I started another course at www.sketchbookskool.com 2 weeks ago. This one is called Stretching and the name describes it perfectly. We are taking what we know and applying it to new techniques and new ways of thinking and doing. The first week was with Jonathan Twingely. Our homework assignment was to draw as much every day as we could - from our imagination, from our dreams, from our life. THEN we had to cut all the pieces/objects out and glued them onto a piece of paper or to our sketchbook and make something new. This was so so difficult for me. Here is a photo of most of the pieces I drew.
I drew my dreams - an old bus, people getting on a bus, chairs, a Vespa, my parents when they were young. I kept watching the instructional videos and drew the instructor many times because his face was so expressive, and he was so likable. One day I was uninspired and drew the scissors sitting on my art table. Then I cut them all out and looked at them for hours and days. I was uninspired. I arranged and rearranged and worried and got angry and fretted. Little by little an idea grew. I loved the face of the instructor and wanted to tell a story. This is what I ended up with.
After gluing on the three faces of Jonathan I added a hand to the scissors and attached that then drew the arm, the background blinds and the light.

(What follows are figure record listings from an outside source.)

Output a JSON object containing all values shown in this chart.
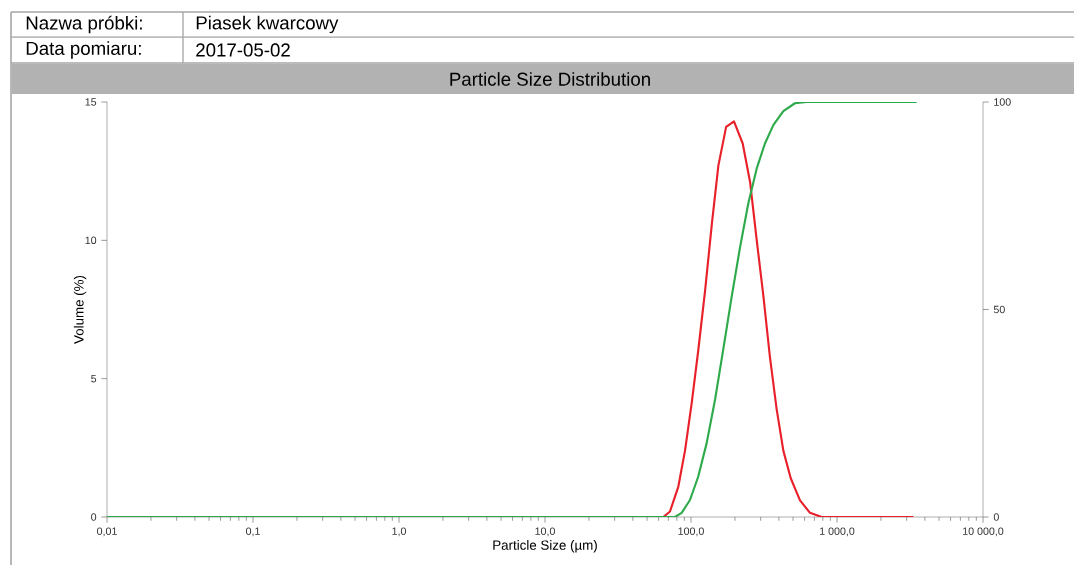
{
  "chart_data": {
    "type": "line",
    "title": "Particle Size Distribution",
    "xlabel": "Particle Size (µm)",
    "ylabel": "Volume (%)",
    "annotations": [
      "Nazwa próbki:",
      "Piasek kwarcowy",
      "Data pomiaru:",
      "2017-05-02"
    ],
    "log": "x",
    "xlim": [
      0.01,
      10000
    ],
    "xticks": [
      {
        "value": 0.01,
        "label": "0,01"
      },
      {
        "value": 0.1,
        "label": "0,1"
      },
      {
        "value": 1,
        "label": "1,0"
      },
      {
        "value": 10,
        "label": "10,0"
      },
      {
        "value": 100,
        "label": "100,0"
      },
      {
        "value": 1000,
        "label": "1 000,0"
      },
      {
        "value": 10000,
        "label": "10 000,0"
      }
    ],
    "ylim": [
      0,
      15
    ],
    "yticks": [
      0,
      5,
      10,
      15
    ],
    "y2lim": [
      0,
      100
    ],
    "y2ticks": [
      0,
      50,
      100
    ],
    "series": [
      {
        "color": "#e8202a",
        "x": [
          0.01,
          64.6,
          71.8,
          81.9,
          91,
          101,
          112,
          125,
          139,
          154,
          174,
          197,
          226,
          254,
          282,
          313,
          347,
          386,
          429,
          482,
          558,
          653,
          786,
          3334
        ],
        "values": [
          0,
          0,
          0.2,
          1.1,
          2.4,
          4.1,
          6.0,
          8.2,
          10.6,
          12.7,
          14.1,
          14.3,
          13.5,
          12.1,
          10.0,
          8.0,
          5.8,
          3.9,
          2.4,
          1.4,
          0.6,
          0.15,
          0,
          0
        ]
      },
      {
        "color": "#2eaa4a",
        "axis": "y2",
        "x": [
          0.01,
          77.6,
          86.3,
          98.4,
          112,
          128,
          146,
          166,
          190,
          217,
          247,
          282,
          321,
          367,
          429,
          515,
          620,
          3515
        ],
        "values": [
          0,
          0,
          1.0,
          4.1,
          9.7,
          17.8,
          28.2,
          40.2,
          53.1,
          65.1,
          75.6,
          84.0,
          90.0,
          94.5,
          97.8,
          99.7,
          100,
          100
        ]
      }
    ]
  }
}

Then I looked back at my cutout pieces and played around with the words I had also drawn for the assignment and added "mistakes."
But that is not the whole story, or even the correct story. I did a larger collage first, hated it, felt it was too much, too busy, and trimmed off some parts of it. Here was the original:
This lesson was a killer for me. I don't even know how many hours I spent trying to come up with this arrangement, idea, story. I worried over it so long that I don't even know how I feel about the final product. But even for the difficulties and the struggles, it was a huge learning process and makes me appreciate what my students go through when I give them an assignment that is difficult for them.